The revolutionary devices, which ReSound says are “wireless stereo headphones that just just happen to be your hearing aids,” will allow FaceTime and music streaming when connected to a mobile app via Bluetooth technology. The phone or tablet can also help to find a lost device.
LiNX wearers can adjust the volume of conversations using the app and, if they wish, the treble and bass levels at a concert. If the noise volume calls for it, the hearing aid can also be turned into a microphone to tune out background noise and focus on a single voice.
While some hearing aids have been compatible with remote control cell phones for a while, another device, often a “small, clunky box worn around the neck,” was always needed to connect them, according to CNN. That is, until now; the LiNX is the smallest device ReSound has manufactured, according to PC Magazine.
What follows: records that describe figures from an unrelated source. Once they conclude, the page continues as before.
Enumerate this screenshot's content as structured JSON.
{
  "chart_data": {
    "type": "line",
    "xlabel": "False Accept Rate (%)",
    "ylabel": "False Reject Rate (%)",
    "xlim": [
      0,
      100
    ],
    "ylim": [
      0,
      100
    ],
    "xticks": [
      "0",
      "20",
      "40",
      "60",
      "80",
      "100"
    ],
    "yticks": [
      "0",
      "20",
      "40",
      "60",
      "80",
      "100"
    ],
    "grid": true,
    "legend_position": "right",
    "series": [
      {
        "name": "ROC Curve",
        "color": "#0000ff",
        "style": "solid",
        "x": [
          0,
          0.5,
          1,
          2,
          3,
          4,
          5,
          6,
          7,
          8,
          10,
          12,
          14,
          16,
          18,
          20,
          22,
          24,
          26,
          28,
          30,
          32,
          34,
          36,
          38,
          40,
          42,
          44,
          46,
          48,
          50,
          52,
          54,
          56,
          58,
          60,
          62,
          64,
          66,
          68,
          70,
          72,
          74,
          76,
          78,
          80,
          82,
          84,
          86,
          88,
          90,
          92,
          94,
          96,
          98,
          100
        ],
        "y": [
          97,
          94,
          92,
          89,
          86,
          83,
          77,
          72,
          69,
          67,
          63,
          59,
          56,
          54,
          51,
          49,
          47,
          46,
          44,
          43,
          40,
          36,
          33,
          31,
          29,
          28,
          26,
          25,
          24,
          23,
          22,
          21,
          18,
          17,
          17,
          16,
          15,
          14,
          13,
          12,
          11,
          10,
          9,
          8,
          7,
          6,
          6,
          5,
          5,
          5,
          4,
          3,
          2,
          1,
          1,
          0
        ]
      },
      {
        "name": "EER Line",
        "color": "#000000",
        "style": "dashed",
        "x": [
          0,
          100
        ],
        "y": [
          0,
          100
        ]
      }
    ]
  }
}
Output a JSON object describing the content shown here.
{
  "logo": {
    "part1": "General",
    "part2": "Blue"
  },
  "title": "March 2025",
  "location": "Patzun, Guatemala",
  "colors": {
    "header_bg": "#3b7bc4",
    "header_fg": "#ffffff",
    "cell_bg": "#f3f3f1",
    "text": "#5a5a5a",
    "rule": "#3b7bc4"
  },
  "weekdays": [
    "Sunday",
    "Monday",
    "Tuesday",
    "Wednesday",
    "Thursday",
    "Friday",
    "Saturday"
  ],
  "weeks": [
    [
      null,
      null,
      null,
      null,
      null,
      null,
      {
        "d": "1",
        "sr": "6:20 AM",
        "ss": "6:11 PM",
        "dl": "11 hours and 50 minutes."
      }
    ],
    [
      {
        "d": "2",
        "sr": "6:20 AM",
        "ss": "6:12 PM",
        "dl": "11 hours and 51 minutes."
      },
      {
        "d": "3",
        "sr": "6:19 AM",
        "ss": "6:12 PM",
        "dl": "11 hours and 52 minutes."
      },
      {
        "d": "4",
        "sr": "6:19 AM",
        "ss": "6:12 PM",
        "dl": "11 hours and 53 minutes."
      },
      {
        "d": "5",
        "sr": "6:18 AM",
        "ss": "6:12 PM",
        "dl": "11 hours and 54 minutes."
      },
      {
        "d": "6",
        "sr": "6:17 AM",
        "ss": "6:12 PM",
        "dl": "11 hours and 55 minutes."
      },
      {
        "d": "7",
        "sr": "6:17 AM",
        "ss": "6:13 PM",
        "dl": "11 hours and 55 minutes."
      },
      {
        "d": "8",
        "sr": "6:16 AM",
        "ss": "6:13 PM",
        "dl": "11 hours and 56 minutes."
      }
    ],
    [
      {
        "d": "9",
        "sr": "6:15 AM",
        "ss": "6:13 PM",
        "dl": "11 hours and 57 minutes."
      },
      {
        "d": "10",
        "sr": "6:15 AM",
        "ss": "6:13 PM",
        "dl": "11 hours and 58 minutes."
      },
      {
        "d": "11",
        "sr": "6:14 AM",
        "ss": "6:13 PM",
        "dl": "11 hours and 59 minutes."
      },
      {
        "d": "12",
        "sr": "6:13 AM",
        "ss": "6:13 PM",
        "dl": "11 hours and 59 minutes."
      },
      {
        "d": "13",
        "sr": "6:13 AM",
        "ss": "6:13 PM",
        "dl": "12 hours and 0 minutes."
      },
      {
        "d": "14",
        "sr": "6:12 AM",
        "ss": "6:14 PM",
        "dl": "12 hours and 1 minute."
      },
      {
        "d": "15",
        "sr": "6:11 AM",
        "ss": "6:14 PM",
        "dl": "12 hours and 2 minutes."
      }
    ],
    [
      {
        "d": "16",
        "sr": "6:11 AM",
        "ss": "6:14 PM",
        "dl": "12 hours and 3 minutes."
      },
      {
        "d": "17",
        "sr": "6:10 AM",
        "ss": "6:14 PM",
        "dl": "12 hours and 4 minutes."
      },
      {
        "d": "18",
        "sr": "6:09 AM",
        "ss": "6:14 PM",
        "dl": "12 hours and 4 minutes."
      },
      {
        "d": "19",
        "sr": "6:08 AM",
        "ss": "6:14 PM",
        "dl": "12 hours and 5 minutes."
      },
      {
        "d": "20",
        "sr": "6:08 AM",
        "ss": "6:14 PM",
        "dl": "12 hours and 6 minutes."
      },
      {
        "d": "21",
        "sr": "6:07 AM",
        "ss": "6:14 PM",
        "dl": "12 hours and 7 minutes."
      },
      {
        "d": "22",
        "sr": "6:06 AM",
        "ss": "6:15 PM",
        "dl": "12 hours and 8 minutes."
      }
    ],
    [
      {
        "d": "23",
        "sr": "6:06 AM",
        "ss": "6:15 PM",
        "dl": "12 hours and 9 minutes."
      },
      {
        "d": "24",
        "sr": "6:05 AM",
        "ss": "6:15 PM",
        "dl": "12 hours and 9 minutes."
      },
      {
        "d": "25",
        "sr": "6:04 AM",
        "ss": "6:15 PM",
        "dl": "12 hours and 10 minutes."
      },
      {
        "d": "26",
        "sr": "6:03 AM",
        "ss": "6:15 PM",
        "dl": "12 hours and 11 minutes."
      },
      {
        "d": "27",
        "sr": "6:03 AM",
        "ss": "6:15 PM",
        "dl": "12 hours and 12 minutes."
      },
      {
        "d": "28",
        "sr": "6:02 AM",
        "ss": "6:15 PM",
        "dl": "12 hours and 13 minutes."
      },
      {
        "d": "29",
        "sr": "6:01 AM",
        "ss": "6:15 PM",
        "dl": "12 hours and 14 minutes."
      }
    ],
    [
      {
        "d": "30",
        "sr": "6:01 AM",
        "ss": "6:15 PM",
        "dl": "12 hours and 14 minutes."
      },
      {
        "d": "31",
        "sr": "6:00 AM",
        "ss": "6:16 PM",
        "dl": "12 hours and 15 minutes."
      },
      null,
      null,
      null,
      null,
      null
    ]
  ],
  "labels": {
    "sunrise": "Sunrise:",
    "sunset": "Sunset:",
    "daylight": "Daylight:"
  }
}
The hearing aids will cost $3,000, but there’s no point waiting until Black Friday to get one on the cheap. The LiNX won’t be available alongside iPods and iPads in Apple stores, and users will have to get them fitted by an audiologist.
Another view of the Linx.
Apple and ReSound hope that the tech-savvy hearing aids will encourage people to seek help for their hearing loss earlier, and erase the stigma of wearing one. Speaking with CNN, audiologist Dr. Ken Smith said people wait an average of eight years before they actually see someone about a suspected hearing problem.
Smith says the stereotypical hearing aid, often clunky and conspicuous, puts people off seeking help.“The association with Apple is going to make a great difference in getting people in the door in the first place,” Smith said.
There are 36 million people in the United States who have hearing loss, and 2 to 3 out of every 1,000 children in the U.S. are born with some type of hearing loss, according to data from the National Institute on Deafness and Other Communication Disorders. Only 1 in 5 people who actually need a hearing aid use one.
But the deal still gives Apple another way to own the world’s ears. PC Magazine points to Apple’sMFi (Made For iPhone) program, which provides the licensing, logos, hardware and support in order to integrate products into the iOS system.